BusynMember
Well-Known Member
Ok, so I've been volunteering three days a week at a place I loved. We help gather and give out items to the needy and I loved my co-workers and the clients and I am in my element when I can help out. The pay socks, but I am still afraid to get another real job and can't make too much anyway because of my benefits so I was really feeling useful.
This woman, whom I will call Jane, is a volunteer with issues...alcoholism, bipolar, probably borderline...she is usually nice, but she is a major drama queen. Those of you who wonder if it ever quits, so do I. This woman is my age....sixty. Much like the bus driver I had when I worked at Head Start, she took a dislike to me. I'm not sure why this happens to me so often. I think it's because I seem very meek and am easy for people to pick on. I look very easy to walk all over too. At any rate, I don't care what Jane thinks of me, but the head of the organization today called me into her office and told me that she is really angry that I told Jane all about our conversation that we had had about Jane (this was last week, supposedly after hours). Jane must have hung back and heard because she told the lady everything we said. I hadn't told her about it. I try to avoid her. But the boss insisted that nobody was there but she and I and that I must have told Jane what she had told me, which I didn't. I thought I was back in Head Start!
After insisting I never told her and not sure if she believed me, I went outside in tears and thought, "Here we go again." But since it's a volunteer position, I can blow it off and find another place with the same pay and benefits so it's not as bad. However, I am absolutely shocked, even after all these years, at how drama seems to happen in spades whenever there are a pack of women in a workplace. It is the reason why I never hung in cliques and why I would rather socialize one-on-one. However, if I want to volunteer, I can't really do one-on-one.
Does anyone else experience this chronic drama at every gathering of women, be it work or volunteering or the Parent-Teacher meetings or just committees. The way I see it, it's not about jealousy. Since none of us are getting paid, who can be jealous of who and why???? We all do the same things.
In my younger, more borderline days I may have told the lady in charge to take her volunteer position and stuff it, but I'm older now and I just listened then went outside to ponder. It is no surprise children bully other children. Grown ups do the same thing and it's just as nasty.
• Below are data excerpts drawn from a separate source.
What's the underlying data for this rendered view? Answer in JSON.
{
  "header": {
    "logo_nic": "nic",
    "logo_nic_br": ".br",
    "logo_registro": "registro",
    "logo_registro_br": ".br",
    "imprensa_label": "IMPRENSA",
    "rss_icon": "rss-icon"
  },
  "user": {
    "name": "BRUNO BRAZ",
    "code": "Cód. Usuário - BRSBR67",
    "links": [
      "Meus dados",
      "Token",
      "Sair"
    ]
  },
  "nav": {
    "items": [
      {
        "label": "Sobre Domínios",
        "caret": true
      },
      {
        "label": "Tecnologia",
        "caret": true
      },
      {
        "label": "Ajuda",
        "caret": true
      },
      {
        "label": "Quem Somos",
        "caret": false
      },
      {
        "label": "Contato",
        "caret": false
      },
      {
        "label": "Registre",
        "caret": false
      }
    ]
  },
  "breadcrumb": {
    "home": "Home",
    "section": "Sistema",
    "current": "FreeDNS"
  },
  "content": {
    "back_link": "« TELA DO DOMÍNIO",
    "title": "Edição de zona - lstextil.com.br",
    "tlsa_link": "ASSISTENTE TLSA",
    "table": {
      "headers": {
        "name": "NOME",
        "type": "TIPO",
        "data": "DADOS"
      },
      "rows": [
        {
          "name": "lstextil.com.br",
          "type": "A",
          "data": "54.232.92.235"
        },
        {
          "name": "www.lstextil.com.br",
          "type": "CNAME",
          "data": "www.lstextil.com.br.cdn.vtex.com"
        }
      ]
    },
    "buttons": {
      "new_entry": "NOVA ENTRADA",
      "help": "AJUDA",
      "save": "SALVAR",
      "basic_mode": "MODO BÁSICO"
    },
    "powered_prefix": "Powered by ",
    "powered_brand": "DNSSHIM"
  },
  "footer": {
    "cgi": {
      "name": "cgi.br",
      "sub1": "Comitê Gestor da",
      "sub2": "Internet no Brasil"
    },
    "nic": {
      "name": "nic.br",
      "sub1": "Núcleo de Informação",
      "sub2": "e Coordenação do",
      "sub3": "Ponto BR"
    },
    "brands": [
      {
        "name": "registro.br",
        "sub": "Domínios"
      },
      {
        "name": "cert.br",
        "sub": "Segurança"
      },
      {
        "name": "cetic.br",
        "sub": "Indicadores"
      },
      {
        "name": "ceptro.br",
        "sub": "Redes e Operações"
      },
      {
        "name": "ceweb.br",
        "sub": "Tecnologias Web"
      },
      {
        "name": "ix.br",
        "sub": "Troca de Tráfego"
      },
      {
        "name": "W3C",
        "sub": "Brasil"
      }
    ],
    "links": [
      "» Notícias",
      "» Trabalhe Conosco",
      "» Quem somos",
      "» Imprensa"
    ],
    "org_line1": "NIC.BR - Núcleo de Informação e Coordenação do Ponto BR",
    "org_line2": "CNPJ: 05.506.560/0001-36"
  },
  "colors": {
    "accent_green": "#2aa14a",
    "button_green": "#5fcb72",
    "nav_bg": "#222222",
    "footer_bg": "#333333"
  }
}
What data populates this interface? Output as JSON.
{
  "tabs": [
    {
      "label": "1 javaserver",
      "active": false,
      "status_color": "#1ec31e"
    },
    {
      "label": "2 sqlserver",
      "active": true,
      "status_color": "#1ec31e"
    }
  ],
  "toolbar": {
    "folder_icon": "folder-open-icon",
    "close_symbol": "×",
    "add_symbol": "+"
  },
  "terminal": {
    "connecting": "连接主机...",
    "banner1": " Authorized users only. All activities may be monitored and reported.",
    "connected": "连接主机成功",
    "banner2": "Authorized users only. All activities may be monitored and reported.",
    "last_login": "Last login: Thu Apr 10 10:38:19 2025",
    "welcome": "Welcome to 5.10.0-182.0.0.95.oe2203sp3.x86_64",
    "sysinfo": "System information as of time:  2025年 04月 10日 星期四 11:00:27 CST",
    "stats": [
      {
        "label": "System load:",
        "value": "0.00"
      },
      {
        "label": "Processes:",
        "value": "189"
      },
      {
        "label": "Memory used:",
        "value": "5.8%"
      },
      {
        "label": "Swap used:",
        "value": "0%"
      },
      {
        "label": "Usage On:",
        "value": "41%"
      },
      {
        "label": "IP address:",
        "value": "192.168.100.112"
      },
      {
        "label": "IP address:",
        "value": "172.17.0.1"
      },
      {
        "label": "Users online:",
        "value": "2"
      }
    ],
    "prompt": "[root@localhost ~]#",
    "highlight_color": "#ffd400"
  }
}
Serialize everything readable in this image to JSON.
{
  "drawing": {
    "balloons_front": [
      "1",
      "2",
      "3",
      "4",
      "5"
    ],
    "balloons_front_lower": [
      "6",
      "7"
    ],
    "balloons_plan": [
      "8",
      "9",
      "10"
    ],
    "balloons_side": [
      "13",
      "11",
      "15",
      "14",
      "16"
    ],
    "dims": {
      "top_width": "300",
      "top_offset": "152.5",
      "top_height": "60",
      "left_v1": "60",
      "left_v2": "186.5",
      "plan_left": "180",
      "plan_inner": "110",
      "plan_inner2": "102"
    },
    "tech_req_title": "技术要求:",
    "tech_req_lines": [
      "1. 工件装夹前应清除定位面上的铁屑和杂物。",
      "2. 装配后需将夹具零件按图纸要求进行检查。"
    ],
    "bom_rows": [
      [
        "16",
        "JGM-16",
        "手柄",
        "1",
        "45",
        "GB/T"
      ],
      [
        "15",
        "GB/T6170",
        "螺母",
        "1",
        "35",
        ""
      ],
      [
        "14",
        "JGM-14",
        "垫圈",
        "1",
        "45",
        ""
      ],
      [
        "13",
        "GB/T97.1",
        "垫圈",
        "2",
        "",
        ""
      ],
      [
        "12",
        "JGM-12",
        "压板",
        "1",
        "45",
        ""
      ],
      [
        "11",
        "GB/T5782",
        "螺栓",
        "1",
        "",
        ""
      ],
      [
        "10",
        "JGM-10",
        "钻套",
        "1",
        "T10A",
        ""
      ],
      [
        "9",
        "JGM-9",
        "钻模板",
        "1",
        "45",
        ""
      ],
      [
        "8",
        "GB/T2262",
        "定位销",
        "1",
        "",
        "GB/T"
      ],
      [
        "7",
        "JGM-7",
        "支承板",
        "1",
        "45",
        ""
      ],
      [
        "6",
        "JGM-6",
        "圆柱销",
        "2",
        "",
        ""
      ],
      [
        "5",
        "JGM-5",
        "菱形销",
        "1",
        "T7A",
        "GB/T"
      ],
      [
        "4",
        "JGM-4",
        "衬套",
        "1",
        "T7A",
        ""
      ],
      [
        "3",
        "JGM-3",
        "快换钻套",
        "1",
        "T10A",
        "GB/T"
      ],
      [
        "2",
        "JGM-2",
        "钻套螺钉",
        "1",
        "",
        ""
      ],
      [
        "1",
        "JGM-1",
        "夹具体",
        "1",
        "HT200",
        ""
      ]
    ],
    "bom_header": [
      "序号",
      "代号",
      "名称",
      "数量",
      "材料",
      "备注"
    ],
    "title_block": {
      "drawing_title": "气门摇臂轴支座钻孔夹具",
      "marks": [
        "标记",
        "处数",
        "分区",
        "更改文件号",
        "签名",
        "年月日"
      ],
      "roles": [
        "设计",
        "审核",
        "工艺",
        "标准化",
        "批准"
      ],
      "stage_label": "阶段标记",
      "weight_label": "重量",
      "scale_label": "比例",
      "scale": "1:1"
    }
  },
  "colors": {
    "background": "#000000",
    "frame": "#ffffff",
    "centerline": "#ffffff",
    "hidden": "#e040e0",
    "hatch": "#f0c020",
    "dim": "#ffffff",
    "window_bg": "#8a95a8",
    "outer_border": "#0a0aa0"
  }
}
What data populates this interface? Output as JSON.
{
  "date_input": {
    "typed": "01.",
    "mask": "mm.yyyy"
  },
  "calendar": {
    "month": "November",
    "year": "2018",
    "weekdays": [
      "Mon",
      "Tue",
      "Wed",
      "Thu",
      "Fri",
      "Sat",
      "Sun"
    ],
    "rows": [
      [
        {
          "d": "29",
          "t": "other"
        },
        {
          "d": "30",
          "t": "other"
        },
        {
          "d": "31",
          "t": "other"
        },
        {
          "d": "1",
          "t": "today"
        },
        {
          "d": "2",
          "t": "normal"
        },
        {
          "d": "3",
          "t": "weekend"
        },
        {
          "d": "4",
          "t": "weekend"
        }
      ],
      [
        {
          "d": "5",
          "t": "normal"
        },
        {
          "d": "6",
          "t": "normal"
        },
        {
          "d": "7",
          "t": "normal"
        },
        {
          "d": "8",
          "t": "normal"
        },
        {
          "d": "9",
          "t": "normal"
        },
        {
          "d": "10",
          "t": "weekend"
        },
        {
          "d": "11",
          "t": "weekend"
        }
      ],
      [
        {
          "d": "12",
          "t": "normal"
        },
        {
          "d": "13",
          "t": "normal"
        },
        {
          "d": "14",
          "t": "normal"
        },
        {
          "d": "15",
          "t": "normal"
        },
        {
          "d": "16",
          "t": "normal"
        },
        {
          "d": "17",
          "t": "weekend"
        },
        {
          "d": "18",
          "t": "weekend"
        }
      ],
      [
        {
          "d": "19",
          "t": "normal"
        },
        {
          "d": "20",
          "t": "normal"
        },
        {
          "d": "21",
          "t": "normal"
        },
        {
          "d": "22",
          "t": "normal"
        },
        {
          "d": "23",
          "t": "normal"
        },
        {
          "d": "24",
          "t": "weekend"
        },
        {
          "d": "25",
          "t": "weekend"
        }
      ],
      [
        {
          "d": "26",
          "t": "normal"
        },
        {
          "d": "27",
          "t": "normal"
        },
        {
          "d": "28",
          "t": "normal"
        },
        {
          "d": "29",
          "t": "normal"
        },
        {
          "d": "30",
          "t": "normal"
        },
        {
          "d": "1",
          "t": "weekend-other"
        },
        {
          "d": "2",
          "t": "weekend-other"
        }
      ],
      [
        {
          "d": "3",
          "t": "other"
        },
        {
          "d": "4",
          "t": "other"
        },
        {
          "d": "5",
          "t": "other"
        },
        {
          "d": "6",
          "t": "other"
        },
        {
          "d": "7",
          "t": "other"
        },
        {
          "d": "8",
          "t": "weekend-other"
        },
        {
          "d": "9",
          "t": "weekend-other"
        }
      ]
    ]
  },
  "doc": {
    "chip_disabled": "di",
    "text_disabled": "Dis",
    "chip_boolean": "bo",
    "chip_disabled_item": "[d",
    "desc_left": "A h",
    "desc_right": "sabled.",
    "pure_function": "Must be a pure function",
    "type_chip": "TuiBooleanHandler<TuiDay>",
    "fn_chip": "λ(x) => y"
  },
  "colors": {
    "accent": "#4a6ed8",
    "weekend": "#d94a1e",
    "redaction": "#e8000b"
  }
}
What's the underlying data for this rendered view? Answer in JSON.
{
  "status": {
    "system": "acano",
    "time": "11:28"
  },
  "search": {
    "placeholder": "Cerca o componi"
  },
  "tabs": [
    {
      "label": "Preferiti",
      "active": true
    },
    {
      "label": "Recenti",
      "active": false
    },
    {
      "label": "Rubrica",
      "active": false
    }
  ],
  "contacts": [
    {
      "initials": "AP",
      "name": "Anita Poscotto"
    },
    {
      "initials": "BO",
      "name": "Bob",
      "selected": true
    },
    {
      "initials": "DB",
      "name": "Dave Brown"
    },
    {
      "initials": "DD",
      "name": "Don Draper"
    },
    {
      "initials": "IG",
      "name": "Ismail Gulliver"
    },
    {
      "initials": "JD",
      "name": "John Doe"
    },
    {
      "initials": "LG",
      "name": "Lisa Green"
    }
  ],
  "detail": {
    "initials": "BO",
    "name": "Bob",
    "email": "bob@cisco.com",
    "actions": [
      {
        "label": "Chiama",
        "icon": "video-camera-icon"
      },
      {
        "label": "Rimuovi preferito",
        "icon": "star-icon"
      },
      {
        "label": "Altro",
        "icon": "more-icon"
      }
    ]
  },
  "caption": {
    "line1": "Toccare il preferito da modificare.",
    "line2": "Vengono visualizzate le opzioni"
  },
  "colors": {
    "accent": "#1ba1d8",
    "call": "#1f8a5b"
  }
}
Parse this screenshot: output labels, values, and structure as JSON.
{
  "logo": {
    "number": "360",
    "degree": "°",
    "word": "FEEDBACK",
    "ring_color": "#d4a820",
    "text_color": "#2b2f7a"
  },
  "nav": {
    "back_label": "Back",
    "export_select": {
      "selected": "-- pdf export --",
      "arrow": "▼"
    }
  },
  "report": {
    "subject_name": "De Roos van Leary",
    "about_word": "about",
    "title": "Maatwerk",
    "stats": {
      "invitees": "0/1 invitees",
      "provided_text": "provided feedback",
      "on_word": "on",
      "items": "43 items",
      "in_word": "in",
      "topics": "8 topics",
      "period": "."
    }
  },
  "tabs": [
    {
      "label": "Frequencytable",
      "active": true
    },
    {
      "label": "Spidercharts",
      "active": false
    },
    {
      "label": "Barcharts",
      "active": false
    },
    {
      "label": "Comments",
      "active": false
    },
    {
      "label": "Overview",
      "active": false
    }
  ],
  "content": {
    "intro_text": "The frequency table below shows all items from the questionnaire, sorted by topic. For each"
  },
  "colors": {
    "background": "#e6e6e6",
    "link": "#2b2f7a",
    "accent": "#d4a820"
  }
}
Any thoughts? If not, this was just a puzzled vent.
This woman, whom I will call Jane, is a volunteer with issues...alcoholism, bipolar, probably borderline...she is usually nice, but she is a major drama queen. Those of you who wonder if it ever quits, so do I. This woman is my age....sixty. Much like the bus driver I had when I worked at Head Start, she took a dislike to me. I'm not sure why this happens to me so often. I think it's because I seem very meek and am easy for people to pick on. I look very easy to walk all over too. At any rate, I don't care what Jane thinks of me, but the head of the organization today called me into her office and told me that she is really angry that I told Jane all about our conversation that we had had about Jane (this was last week, supposedly after hours). Jane must have hung back and heard because she told the lady everything we said. I hadn't told her about it. I try to avoid her. But the boss insisted that nobody was there but she and I and that I must have told Jane what she had told me, which I didn't. I thought I was back in Head Start!
After insisting I never told her and not sure if she believed me, I went outside in tears and thought, "Here we go again." But since it's a volunteer position, I can blow it off and find another place with the same pay and benefits so it's not as bad. However, I am absolutely shocked, even after all these years, at how drama seems to happen in spades whenever there are a pack of women in a workplace. It is the reason why I never hung in cliques and why I would rather socialize one-on-one. However, if I want to volunteer, I can't really do one-on-one.
Does anyone else experience this chronic drama at every gathering of women, be it work or volunteering or the Parent-Teacher meetings or just committees. The way I see it, it's not about jealousy. Since none of us are getting paid, who can be jealous of who and why???? We all do the same things.
In my younger, more borderline days I may have told the lady in charge to take her volunteer position and stuff it, but I'm older now and I just listened then went outside to ponder. It is no surprise children bully other children. Grown ups do the same thing and it's just as nasty.
Any thoughts? If not, this was just a puzzled vent.